Long-term freewheel training in young animals decreases intestinal lymphocyte expression of inflammatory cytokines and apoptotic proteins. Little is known about these responses in older animals.
Purpose: This study aimed to evaluate the effect of training on intestinal lymphocyte expression of proinflammatory and anti-inflammatory cytokines and proapoptotic and anti-apoptotic proteins after an acute exercise challenge in older mice.

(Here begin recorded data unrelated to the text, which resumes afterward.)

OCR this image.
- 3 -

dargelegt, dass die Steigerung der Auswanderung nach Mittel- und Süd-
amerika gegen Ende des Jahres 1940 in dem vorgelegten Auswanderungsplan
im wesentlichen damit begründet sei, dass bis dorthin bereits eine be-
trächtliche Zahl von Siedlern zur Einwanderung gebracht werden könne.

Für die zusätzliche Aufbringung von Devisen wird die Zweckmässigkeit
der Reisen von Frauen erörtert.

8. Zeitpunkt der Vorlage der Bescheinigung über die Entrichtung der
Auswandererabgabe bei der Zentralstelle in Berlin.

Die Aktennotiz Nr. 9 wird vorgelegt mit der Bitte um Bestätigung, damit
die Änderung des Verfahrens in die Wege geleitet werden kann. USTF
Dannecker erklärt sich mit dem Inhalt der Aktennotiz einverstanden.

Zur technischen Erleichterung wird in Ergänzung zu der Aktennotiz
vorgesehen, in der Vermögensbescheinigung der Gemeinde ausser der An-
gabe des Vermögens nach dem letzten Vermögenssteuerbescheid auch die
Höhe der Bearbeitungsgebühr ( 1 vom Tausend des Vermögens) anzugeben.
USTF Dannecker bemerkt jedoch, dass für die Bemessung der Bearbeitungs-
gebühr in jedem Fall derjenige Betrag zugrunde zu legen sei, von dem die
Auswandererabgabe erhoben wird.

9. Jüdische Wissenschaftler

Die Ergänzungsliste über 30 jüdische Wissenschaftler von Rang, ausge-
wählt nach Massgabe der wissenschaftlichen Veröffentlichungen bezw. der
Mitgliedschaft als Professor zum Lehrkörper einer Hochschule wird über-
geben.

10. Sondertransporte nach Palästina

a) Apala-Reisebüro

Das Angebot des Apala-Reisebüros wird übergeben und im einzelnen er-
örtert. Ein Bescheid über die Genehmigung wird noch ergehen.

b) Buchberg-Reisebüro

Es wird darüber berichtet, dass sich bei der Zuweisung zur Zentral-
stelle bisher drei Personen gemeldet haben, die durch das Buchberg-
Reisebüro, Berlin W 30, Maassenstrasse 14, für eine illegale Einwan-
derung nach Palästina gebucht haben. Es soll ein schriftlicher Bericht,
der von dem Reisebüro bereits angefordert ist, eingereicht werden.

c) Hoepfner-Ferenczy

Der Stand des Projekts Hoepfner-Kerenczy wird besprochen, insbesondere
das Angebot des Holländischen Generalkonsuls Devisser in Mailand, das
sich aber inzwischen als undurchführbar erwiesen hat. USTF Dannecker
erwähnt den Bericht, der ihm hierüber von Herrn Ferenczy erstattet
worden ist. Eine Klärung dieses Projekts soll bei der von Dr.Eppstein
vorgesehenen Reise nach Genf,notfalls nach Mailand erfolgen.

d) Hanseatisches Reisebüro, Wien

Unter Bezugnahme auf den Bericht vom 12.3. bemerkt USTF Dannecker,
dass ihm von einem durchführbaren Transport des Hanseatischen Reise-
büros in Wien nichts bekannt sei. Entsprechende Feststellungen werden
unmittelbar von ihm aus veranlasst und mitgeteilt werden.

Methods: Eighty female C57BL/6 mice, aged 11 months at the start of the study, were randomized to two exercise training conditions for 4 months: access to in-cage running wheels (WR, n = 40) or to a no-running-wheel condition (NWR, n = 40). After 4 months of training, WR and NWR mice underwent a single bout of treadmill exercise with immediate sacrifice (n = 20 and n = 20, respectively) or were sedentary with exposure only to treadmill noise and vibrations without actual running (n = 20 and n = 20, respectively). Plasma 8-iso-PGF2α and corticosterone levels and intestinal lymphocyte cytokine (tumor necrosis factor (TNF)-α, interleukin (IL)-β, IL-10) and apoptotic protein (caspase-3, caspase-7, Bcl-2) expression were assessed by enzyme immunoassay and by Western blotting.
Results: Older (15–16 months) WR mice had greater intestinal lymphocyte expression of proinflammatory (TNF-α, IL-1β) and anti-inflammatory (IL-10) cytokines and proapoptotic (caspase-3, caspase-7) proteins and decreased expression of antiapoptotic (Bcl-2) proteins after acute treadmill challenge relative to older WR sedentary mice. Older NWR mice had few changes in intestinal lymphocyte cytokine or apoptotic protein expression after an acute treadmill exercise relative to NWR sedentary mice.
Conclusions: Long-term freewheel training preserves the intestinal lymphocyte cytokine and apoptotic protein responses in older mice similar to that previously reported for young animals. Older NWR (untrained) mice have blunted responsiveness (cytokines and apoptotic protein expression) after acute exercise suggestive of immunosenescence.